Temi di lingua

A volte basterebbe poco… Chiedilo a DICO, o almeno consulta un vocabolario e una grammatica!

Avere dubbi linguistici è sempre legittimo e, anzi, è indice di vivacità intellettuale, curiosità e apertura mentale. Nessuno, neppure i più celebrati professionisti della parola, può dirsi sicuro al cento per cento della lingua che scrive e che parla. Tali dubbi, poi, sono tanto più giustificati per l’italiano, per via delle note vicende sociali e storico-linguistiche del nostro paese, caratterizzato, tra l’altro, da un notevole ritardo nell’unificazione della lingua parlata d’uso comune, da un evidente iato tra scrittura e oralità e da numerose e sensibili differenze tra le diverse varietà regionali.

Ciò premesso, chi fa un uso pubblico della lingua, soprattutto scritta, ha l’obbligo, oltreché di porseli, di cercare di risolverli, i dubbi sull’italiano. Sia per essere compreso da tutti e senza equivoci, sia per non dare il cattivo esempio all’utente comune, esposto ad avvisi, pubblicità, slogan e altri usi pubblici meno volatili di una chiacchierata al bar o di una chattata su facebook.
Tra i milioni di esempi possibili di italiano traballante, prendiamo il seguente avviso di un centro sportivo:

“Il Nuoto Libero è consentito dai 18 anni in sù. I Tesserini del nuoto libero sono ad ingressi (n°5 -10 -20) oppure Mensili – Trimestrali – Stagionali.
Gli orari sono passibili di variazioni dati da avvenimenti sportivi o per esigenze dell’impianto.
Gli assistenti bagnanti, hanno l’obbligo di distruibire gli utenti nelle varie corsie del nuoto libero a secondo del livello e delle velocità di nuoto.”

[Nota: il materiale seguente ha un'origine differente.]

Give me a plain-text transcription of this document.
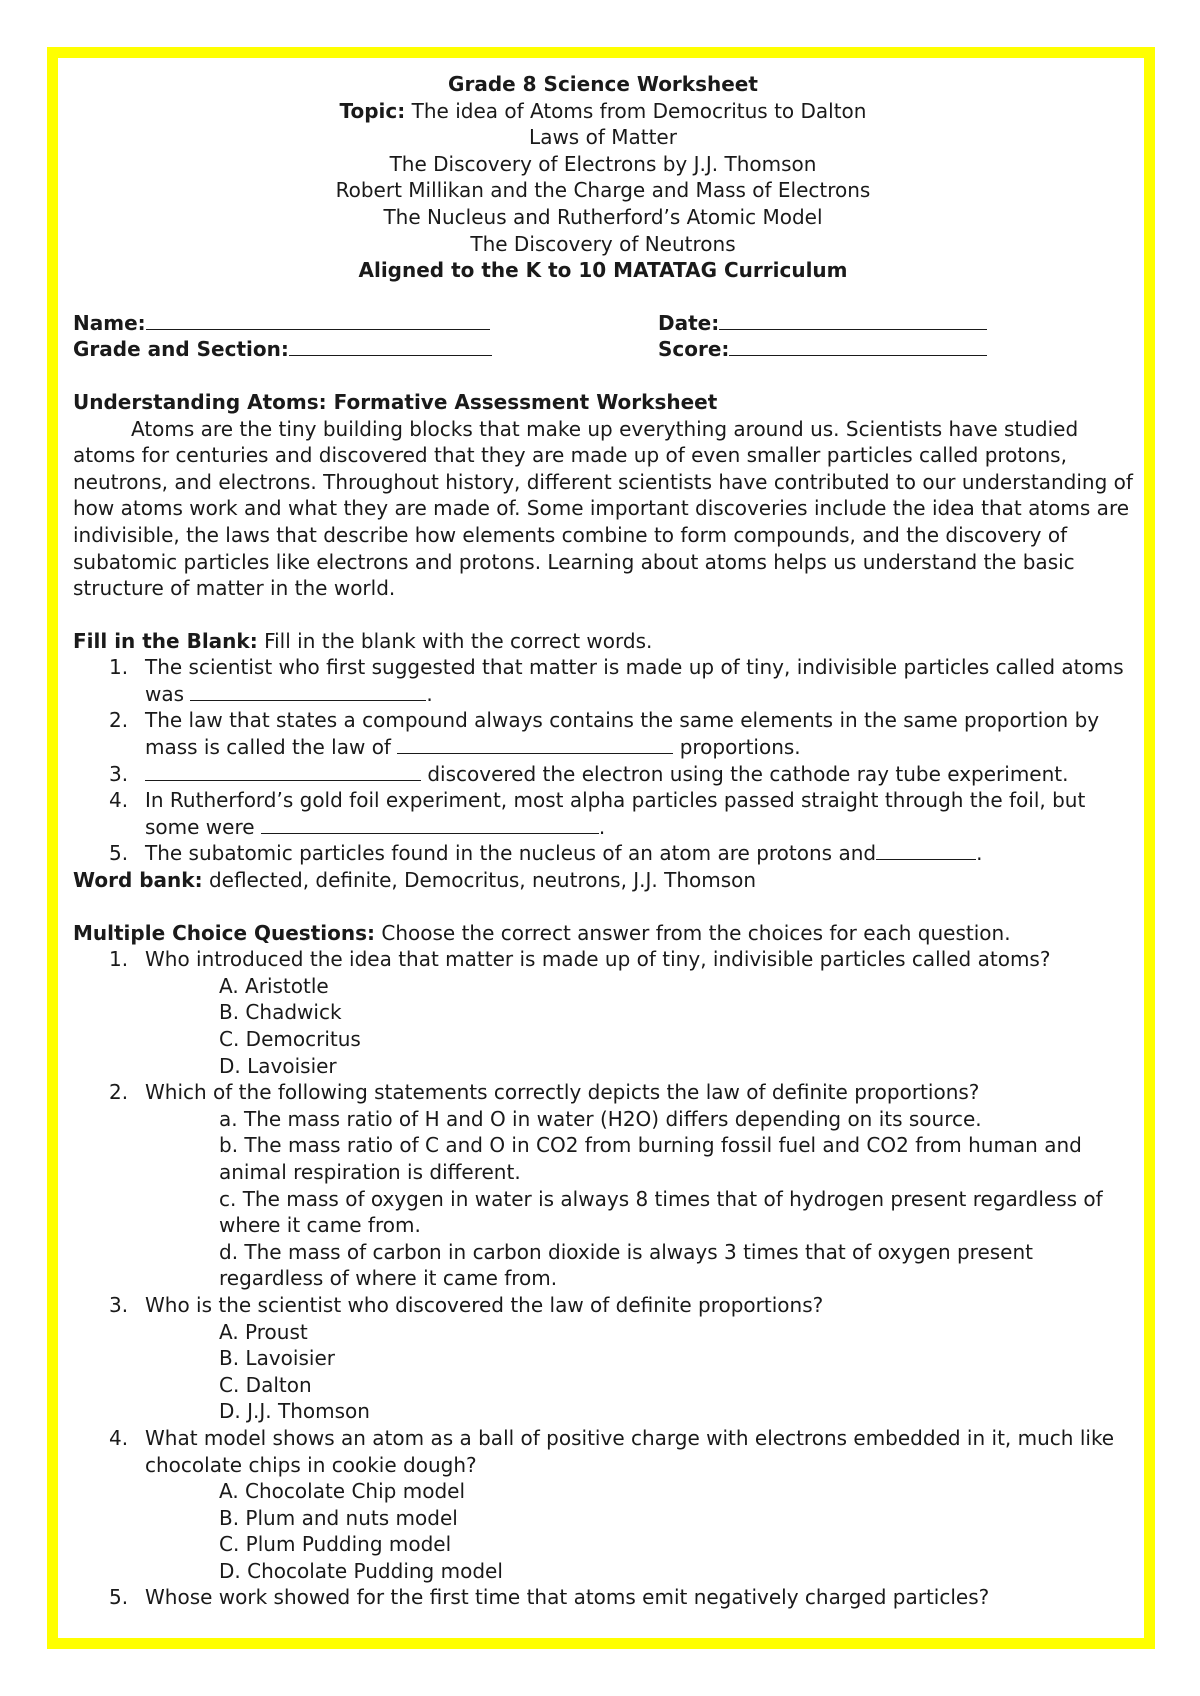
Grade 8 Science Worksheet
Topic: The idea of Atoms from Democritus to Dalton
Laws of Matter
The Discovery of Electrons by J.J. Thomson
Robert Millikan and the Charge and Mass of Electrons
The Nucleus and Rutherford’s Atomic Model
The Discovery of Neutrons
Aligned to the K to 10 MATATAG Curriculum
Name:	Date:
Grade and Section:	Score:
Understanding Atoms: Formative Assessment Worksheet

Atoms are the tiny building blocks that make up everything around us. Scientists have studied atoms for centuries and discovered that they are made up of even smaller particles called protons, neutrons, and electrons. Throughout history, different scientists have contributed to our understanding of how atoms work and what they are made of. Some important discoveries include the idea that atoms are indivisible, the laws that describe how elements combine to form compounds, and the discovery of subatomic particles like electrons and protons. Learning about atoms helps us understand the basic structure of matter in the world.

Fill in the Blank: Fill in the blank with the correct words.
1. The scientist who first suggested that matter is made up of tiny, indivisible particles called atoms was	.
2. The law that states a compound always contains the same elements in the same proportion by mass is called the law of	proportions.
3.	discovered the electron using the cathode ray tube experiment.
4. In Rutherford’s gold foil experiment, most alpha particles passed straight through the foil, but some were	.
5. The subatomic particles found in the nucleus of an atom are protons and	.
Word bank: deflected, definite, Democritus, neutrons, J.J. Thomson
Multiple Choice Questions: Choose the correct answer from the choices for each question.
1. Who introduced the idea that matter is made up of tiny, indivisible particles called atoms?
A. Aristotle
B. Chadwick
C. Democritus
D. Lavoisier
2. Which of the following statements correctly depicts the law of definite proportions?
a. The mass ratio of H and O in water (H2O) differs depending on its source.
b. The mass ratio of C and O in CO2 from burning fossil fuel and CO2 from human and animal respiration is different.
c. The mass of oxygen in water is always 8 times that of hydrogen present regardless of where it came from.
d. The mass of carbon in carbon dioxide is always 3 times that of oxygen present regardless of where it came from.
3. Who is the scientist who discovered the law of definite proportions?
A. Proust
B. Lavoisier
C. Dalton
D. J.J. Thomson
4. What model shows an atom as a ball of positive charge with electrons embedded in it, much like chocolate chips in cookie dough?
A. Chocolate Chip model
B. Plum and nuts model
C. Plum Pudding model
D. Chocolate Pudding model
5. Whose work showed for the first time that atoms emit negatively charged particles?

Vediamo i pochi ritocchi necessari a migliorarlo, soffermandoci soltanto sugli errori più vistosi.
1) Perché mai tutte quelle iniziali maiuscole in nomi comuni (nuoto libero, tesserini, trimestrali, stagionali)?
2) L’avverbio su si scrive senza accento.
3) Variazioni dati da va corretto in variazioni date da, per via del genere femminile di variazione..
4) Dato che un soggetto non si separa dal verbo, la virgola dopo bagnanti va eliminata.
5) Non si può dire a secondo: o a seconda, oppure secondo.
6) Tralasciamo gli errori meramente materiali di spazi e battitura (come distruibire in luogo di distribuire), che una semplice rilettura del testo avrebbe consentito a chiunque di correggere.
Poche cose, si diceva, e nulla che non si sarebbe potuto evitare consultando un vocabolario (per es. sotto la voce secondo o seconda) e una grammatica (per es. sull’uso delle maiuscole e della punteggiatura), o almeno chiedendo aiuto a qualcuno un po’ più esperto negli usi dell’italiano. Tra l’altro, non per autoreferenzialità, alcuni di questi errori sono commentati anche in DICO, nella sezione Lo sapevate che.
Davvero avremmo potuto trovare ben di peggio che un’innocua (si fa per dire) circolare di una piscina locale. Ma l’esempio, proprio perché medio e circoscritto, ci è sembrato non privo di una qualche utilità.
Certo, le cose peggiorano molto quando non soltanto la grammatica e l’ortografia vacillano, ma è l’intera efficacia comunicativa a fallire. E su questo fronte gli esempi noti della lingua pubblica e della propaganda politica (ma non solo) non mancano, a partire dall’ultima compagna sul Fertility day. Della quale non diremo nulla, perché tutto, e con straordinarie competenza e brillantezza, è stato già analizzato da Annamaria Testa, ai cui (almeno tre) interventi rimandiamo: articolo 1, articolo 2, articolo 3 (26/9/2016).
Insomma, senza tema d’esser tacciati come puristi, parrucconi della lingua o, peggio ancora, grammar nazi, il malcostume dell’italiano pubblico ci sembra rendere sempre attuale il monito di Italo Calvino a non farci soffocare dall’antilingua.
Oppure, senza scomodare i letterati, basterebbe ricordare l’indignazione del Nanni Moretti di Palombella rossa: “Chi parla male pensa male”.
Se spostiamo il discorso sul versante dell’italiano pubblico: chi scrive male (forse) amministra male. Chi non insegna a scriver bene (sicuramente) alleva persone destinate a non esercitare spirito critico, a non pensare con la propria testa, a non essere dei buoni cittadini. E, a giudicare dai colpi costantemente inferti dai vari governi alla scuola e all’università italiane, viene il dubbio che l’intento dei nostri governanti sia proprio quello: creare cittadini ignoranti, sprovveduti e facilmente manipolabili.